We discussed about the concept of this pointer in this article. The C++ compiler internally manages it. In general, we don’t need to worry about it. But there are scenarios where we need to use it explicitly.
Resolving Ambiguity between Member and Input Variables
A member function of a class deals with two types of variables – member variables and input variables. But ambiguity arises when a member variable and an input variable have the same name. The ‘this‘ pointer is the rescue in this situation. We can access the member variable using ‘this‘ and input variable with its name.
#include <iostream>
using namespace std;
class c1 {
public:
int x;
void setX(int x) {
this->x = x;
}
};
int main() {
c1 obj;
obj.setX(10);
cout << "Member x: " << obj.x << endl;
return 0;
}$ g++ -o test test.cpp
$ ./test
Member x: 10The setX() function of the class c1 sets the member variable, x, with the input argument. But as the both names are same, the member variable is accessed via the this pointer. Variable name without this pointer will refer to the input variable in this situation.
Object Destroying Itself
We can delete the object from a member function that called the function – kind of suicide. We can do that by deleting the this pointer. We need to be careful here. The delete statement should be the last operation performed on the object. After that, the object gets invalidated. And accessing the object can lead to undefined behavior or even program crash.
#include <iostream>
using namespace std;
class c1 {
public:
int mem_;
void endMe() {
delete this;
}
};
int main() {
c1 *obj = new c1();
obj->endMe();
// The following statement can lead to undefined behabior or program crash.
// cout << obj->mem_ << endl;
return 0;
}In this example, we deleted the object itself from endMe() function. After that we should not try to access the object.
Returning the Object Itself
From a member function, we can return the reference of the object the function was called from. It can help us to implement chain function calls like the example below.
#include <iostream>
using namespace std;
class c1 {
public:
int x;
int y;
c1 &setX(int v) {
x = v;
return *this;
}
c1 &setY(int v) {
y = v;
return *this;
}
void print() {
cout << "x = " << x << ", y = " << y << endl;
}
};
int main() {
c1 obj;
obj.setX(1).setY(2);
obj.print();
return 0;
}$ ./test
x = 1, y = 2Managing Backpointer
Managing backpointers becomes easy with the this pointer.
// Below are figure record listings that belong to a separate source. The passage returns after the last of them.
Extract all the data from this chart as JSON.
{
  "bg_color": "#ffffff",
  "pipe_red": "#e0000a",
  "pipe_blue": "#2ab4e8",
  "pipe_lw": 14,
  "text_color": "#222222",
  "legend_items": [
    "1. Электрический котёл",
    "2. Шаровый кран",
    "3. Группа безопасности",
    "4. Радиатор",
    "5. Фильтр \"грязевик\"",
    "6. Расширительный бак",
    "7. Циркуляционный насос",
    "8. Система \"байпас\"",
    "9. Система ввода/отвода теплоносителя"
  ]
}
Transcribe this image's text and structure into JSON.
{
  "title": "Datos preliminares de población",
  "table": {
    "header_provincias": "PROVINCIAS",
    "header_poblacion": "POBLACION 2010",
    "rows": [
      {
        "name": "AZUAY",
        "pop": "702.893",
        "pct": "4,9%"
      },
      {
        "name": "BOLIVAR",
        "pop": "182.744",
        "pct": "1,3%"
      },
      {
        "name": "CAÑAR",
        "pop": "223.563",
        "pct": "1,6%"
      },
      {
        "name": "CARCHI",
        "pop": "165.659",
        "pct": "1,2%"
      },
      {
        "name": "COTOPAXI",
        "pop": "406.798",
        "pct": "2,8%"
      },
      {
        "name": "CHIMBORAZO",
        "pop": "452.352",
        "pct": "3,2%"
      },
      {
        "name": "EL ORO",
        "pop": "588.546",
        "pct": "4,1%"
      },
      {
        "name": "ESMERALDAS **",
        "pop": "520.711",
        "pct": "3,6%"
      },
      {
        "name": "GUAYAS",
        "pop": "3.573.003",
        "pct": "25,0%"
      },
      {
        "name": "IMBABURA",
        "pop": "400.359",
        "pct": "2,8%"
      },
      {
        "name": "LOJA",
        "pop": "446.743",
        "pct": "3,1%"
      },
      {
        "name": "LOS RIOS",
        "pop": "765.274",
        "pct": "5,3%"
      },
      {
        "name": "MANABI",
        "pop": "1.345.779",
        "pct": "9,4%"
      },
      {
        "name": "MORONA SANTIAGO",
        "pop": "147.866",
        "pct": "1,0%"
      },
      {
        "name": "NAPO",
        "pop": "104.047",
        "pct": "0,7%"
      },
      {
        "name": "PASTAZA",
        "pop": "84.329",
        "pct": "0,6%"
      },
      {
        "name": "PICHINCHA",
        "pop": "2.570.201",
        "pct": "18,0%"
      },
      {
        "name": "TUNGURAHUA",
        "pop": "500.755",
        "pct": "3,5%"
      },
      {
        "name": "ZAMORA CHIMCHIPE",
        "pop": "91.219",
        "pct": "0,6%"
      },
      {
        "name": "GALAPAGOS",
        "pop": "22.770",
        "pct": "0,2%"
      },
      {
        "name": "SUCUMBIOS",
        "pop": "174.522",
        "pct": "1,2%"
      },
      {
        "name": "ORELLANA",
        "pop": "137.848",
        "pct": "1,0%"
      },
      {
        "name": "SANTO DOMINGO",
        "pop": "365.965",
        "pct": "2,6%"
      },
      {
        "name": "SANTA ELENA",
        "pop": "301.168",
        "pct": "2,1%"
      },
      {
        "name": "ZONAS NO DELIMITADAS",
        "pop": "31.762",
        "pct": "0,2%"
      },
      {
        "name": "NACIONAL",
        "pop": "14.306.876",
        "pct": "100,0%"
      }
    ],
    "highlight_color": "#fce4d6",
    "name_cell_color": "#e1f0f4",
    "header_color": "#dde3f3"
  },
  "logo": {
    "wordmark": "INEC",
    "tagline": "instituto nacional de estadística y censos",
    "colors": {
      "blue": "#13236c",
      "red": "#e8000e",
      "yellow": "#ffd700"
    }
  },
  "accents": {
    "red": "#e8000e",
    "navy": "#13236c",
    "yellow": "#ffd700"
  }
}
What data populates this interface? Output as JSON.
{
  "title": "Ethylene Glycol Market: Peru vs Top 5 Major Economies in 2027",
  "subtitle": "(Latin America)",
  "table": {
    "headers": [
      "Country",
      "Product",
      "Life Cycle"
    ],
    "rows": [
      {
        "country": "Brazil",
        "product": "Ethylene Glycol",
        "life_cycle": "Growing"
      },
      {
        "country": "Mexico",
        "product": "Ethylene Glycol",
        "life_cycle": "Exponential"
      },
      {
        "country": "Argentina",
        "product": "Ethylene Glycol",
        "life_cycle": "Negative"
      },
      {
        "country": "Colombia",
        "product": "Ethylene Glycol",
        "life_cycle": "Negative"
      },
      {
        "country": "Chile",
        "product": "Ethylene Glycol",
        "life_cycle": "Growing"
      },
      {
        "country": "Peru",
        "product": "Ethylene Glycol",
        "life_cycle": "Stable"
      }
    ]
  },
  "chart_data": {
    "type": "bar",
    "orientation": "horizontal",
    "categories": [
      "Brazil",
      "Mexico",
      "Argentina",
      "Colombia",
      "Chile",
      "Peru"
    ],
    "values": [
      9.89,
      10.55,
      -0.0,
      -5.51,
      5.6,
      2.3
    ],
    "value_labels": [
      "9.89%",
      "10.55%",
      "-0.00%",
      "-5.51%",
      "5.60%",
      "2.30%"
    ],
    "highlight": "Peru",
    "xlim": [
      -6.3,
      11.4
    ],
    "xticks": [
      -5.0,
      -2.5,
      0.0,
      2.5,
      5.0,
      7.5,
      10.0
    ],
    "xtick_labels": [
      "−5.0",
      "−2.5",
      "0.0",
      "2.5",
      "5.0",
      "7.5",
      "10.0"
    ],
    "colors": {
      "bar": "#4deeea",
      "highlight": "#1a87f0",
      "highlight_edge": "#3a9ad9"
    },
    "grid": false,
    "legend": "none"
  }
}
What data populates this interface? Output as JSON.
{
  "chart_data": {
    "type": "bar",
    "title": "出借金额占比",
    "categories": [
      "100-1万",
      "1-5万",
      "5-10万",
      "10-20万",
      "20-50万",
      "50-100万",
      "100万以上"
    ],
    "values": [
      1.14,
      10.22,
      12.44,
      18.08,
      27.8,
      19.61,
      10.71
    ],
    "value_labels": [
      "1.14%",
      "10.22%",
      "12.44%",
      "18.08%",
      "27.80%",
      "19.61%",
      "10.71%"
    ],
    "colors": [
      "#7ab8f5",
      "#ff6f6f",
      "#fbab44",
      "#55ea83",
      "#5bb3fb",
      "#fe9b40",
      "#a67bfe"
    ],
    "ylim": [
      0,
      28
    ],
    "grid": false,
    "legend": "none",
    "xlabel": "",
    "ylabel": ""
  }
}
Backpointer is a colloquial term used by the programmers to refer a pointer held by an object to its parent.
#include <iostream>
#include <string>
using namespace std;
class node {
public:
node(string name, node* parent = NULL) {
name_ = name;
child_ = NULL;
parent_ = parent;
}
string &name() {
return name_;
}
node *parent() {
return parent_;
}
node *addChild() {
child_ = new node("child", this);
return child_;
}
private:
string name_;
node* child_;
node* parent_;
};
int main() {
node parent1(string("Parent 1"));
node parent2(string("Parent 2"));
node *child1 = parent1.addChild();
node *child2 = parent2.addChild();
cout << "Parent of child1: " << child1->parent()->name() << endl;
cout << "Parent of child2: " << child2->parent()->name() << endl;
return 0;
}$ ./test
Parent of child1: Parent 1
Parent of child2: Parent 2The node class can be used to create a hierarchical structure. It can hold a pointer to its child as well as its parent.
When we’ll create child, we can set the appropriate parent for the child using the this pointer. The addChild() function passes its own object’s pointer to the child object. This pointer is assigned to the parent_ member variable of the child. From the child object, we can access to its parent through this pointer.
In our program we have two child objects – child1 and child2. Each object can refer to its right parent. The two print statements confirmed that.